Experimental infrared spectra were recorded on a PerkinElmer Spectrum 65 FT IR spectrometer equipped with a specac MK II Golden Gate Single Reflection ATR unit. The samples were dried for four days at 40 °C and 0.5 mbar and used without further purification.

4 Results and discussion

4.1 Force field parameters

Transferability and accuracy are two opposing concepts in the design of force fields. Transferability ensures that the FF can be used for similar compounds. For example, in ionic liquids, the parametrization of the imidazolium rings should be kept fixed, although various alkyl chains may be attached to the aromatic nitrogens. This way, the properties of similar compounds can be compared more easily as differences are more likely based on various functional groups and not a completely different FF. However, using general energy potentials for families of molecules reduces the accuracy of the FF for a particular molecule, which is true for reproducing experimental infrared spectra. As a compromise between transferability and accuracy, usually no new FF potentials and atom types are introduced, adopting instead the existing potentials for each molecule. Consequently, the bond, angle, and dihedral potentials of C2mim+ and C4mim+ may have slightly different force constants but still share corresponding equilibrium distances and angles as well as the multiplicities of the dihedral potentials. Also, Lennard-Jones parameters, partial charges, and polarizabilities are not changed to preserve the collective structure and dynamics of the ionic liquids. The resulting force constants for each ion, as output by FFGenOpt, along with the original values taken from the appropriate references, are collected in the tables of the ESI.

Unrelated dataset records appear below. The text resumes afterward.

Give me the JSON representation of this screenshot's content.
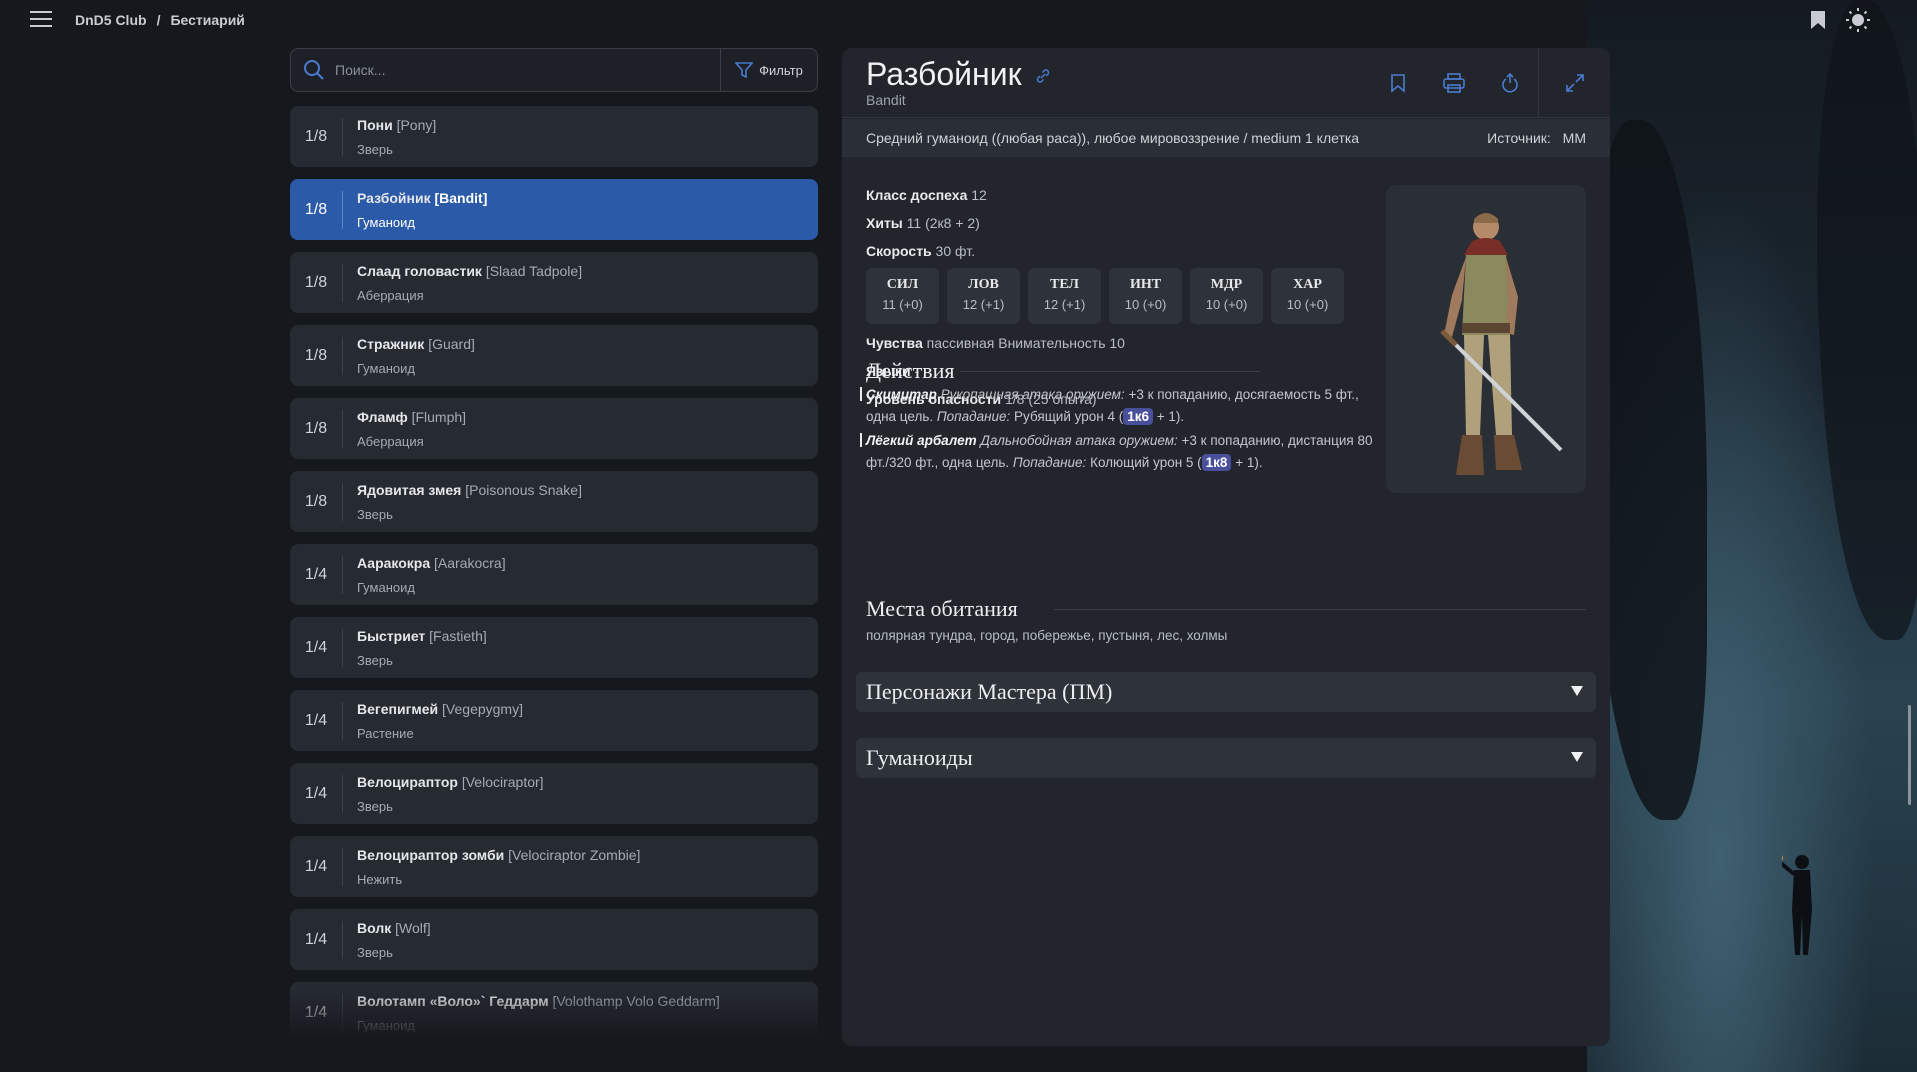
{
  "topbar": {
    "site": "DnD5 Club",
    "separator": "/",
    "section": "Бестиарий"
  },
  "search": {
    "placeholder": "Поиск...",
    "filter_label": "Фильтр"
  },
  "list": [
    {
      "cr": "1/8",
      "name": "Пони",
      "en": "[Pony]",
      "type": "Зверь",
      "active": false
    },
    {
      "cr": "1/8",
      "name": "Разбойник",
      "en": "[Bandit]",
      "type": "Гуманоид",
      "active": true
    },
    {
      "cr": "1/8",
      "name": "Слаад головастик",
      "en": "[Slaad Tadpole]",
      "type": "Аберрация",
      "active": false
    },
    {
      "cr": "1/8",
      "name": "Стражник",
      "en": "[Guard]",
      "type": "Гуманоид",
      "active": false
    },
    {
      "cr": "1/8",
      "name": "Фламф",
      "en": "[Flumph]",
      "type": "Аберрация",
      "active": false
    },
    {
      "cr": "1/8",
      "name": "Ядовитая змея",
      "en": "[Poisonous Snake]",
      "type": "Зверь",
      "active": false
    },
    {
      "cr": "1/4",
      "name": "Ааракокра",
      "en": "[Aarakocra]",
      "type": "Гуманоид",
      "active": false
    },
    {
      "cr": "1/4",
      "name": "Быстриет",
      "en": "[Fastieth]",
      "type": "Зверь",
      "active": false
    },
    {
      "cr": "1/4",
      "name": "Вегепигмей",
      "en": "[Vegepygmy]",
      "type": "Растение",
      "active": false
    },
    {
      "cr": "1/4",
      "name": "Велоцираптор",
      "en": "[Velociraptor]",
      "type": "Зверь",
      "active": false
    },
    {
      "cr": "1/4",
      "name": "Велоцираптор зомби",
      "en": "[Velociraptor Zombie]",
      "type": "Нежить",
      "active": false
    },
    {
      "cr": "1/4",
      "name": "Волк",
      "en": "[Wolf]",
      "type": "Зверь",
      "active": false
    },
    {
      "cr": "1/4",
      "name": "Волотамп «Воло»` Геддарм",
      "en": "[Volothamp Volo Geddarm]",
      "type": "Гуманоид",
      "active": false
    }
  ],
  "detail": {
    "title": "Разбойник",
    "subtitle": "Bandit",
    "description": "Средний гуманоид ((любая раса)), любое мировоззрение / medium 1 клетка",
    "source_label": "Источник:",
    "source_value": "MM",
    "armor_label": "Класс доспеха",
    "armor_value": "12",
    "hp_label": "Хиты",
    "hp_value": "11 (2к8 + 2)",
    "speed_label": "Скорость",
    "speed_value": "30 фт.",
    "abilities": [
      {
        "name": "СИЛ",
        "value": "11 (+0)"
      },
      {
        "name": "ЛОВ",
        "value": "12 (+1)"
      },
      {
        "name": "ТЕЛ",
        "value": "12 (+1)"
      },
      {
        "name": "ИНТ",
        "value": "10 (+0)"
      },
      {
        "name": "МДР",
        "value": "10 (+0)"
      },
      {
        "name": "ХАР",
        "value": "10 (+0)"
      }
    ],
    "senses_label": "Чувства",
    "senses_value": "пассивная Внимательность 10",
    "languages_label": "Языки",
    "languages_value": "-",
    "challenge_label": "Уровень опасности",
    "challenge_value": "1/8 (25 опыта)",
    "actions_title": "Действия",
    "actions": [
      {
        "name": "Скимитар",
        "attack_type": "Рукопашная атака оружием:",
        "text1": "+3 к попаданию, досягаемость 5 фт., одна цель.",
        "hit_label": "Попадание:",
        "text2": "Рубящий урон 4 (",
        "dice": "1к6",
        "text3": "+ 1)."
      },
      {
        "name": "Лёгкий арбалет",
        "attack_type": "Дальнобойная атака оружием:",
        "text1": "+3 к попаданию, дистанция 80 фт./320 фт., одна цель.",
        "hit_label": "Попадание:",
        "text2": "Колющий урон 5 (",
        "dice": "1к8",
        "text3": "+ 1)."
      }
    ],
    "habitat_title": "Места обитания",
    "habitat_value": "полярная тундра, город, побережье, пустыня, лес, холмы",
    "collapse_1": "Персонажи Мастера (ПМ)",
    "collapse_2": "Гуманоиды"
  },
  "colors": {
    "accent": "#2b5aa8",
    "dice": "#4a4f9c",
    "background": "#15181d",
    "card": "#22262c"
  },
  "icons": [
    "menu-icon",
    "bookmark-icon",
    "theme-sun-icon",
    "search-icon",
    "filter-icon",
    "link-icon",
    "print-icon",
    "share-icon",
    "expand-icon",
    "chevron-down-icon"
  ]
}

4.2 Normal modes in the gas phase

FFGenOpt is capable of reproducing the vibrational frequencies with correct normal mode vectors of QM gas phase calculations with qualitative accuracy as shown in Fig. 2. The dashed line represents 100% agreement between the force field and the QM frequencies. The gray area indicates a discrepancy of 100 cm−1. These FF vs. QM normal modes not only coincide in frequency but also have similar eigenvectors, which were also checked by visual inspection. The most problems concern acetate (gray up triangles), where the agreement can only be improved by adding additional dihedral potentials with different multiplicities and anharmonic potentials. Despite that, the original FF potentials were kept for transferability, and only the force constants were varied. Minor problems also exist for a C–H stretching mode of C2mim (off-diagonal blue pentagons) as the automated alignment in FFGenOpt has problems with normal modes having very similar eigenvectors. However, a frequency penalty exists in FFGenOpt for large frequency discrepancies, which solves most but not all of these problems. The penalty should not be too large as otherwise the alignment of the normal mode vectors becomes obsolete.
image file: d3cp00932g-f2.tif
Fig. 2 Comparison of FFGenOpt vs. QM frequencies of normal modes of individual ionic liquid ions. Note that the FF frequencies are not sorted by value but rather by the alignment of the eigenmode to the corresponding QM vibration.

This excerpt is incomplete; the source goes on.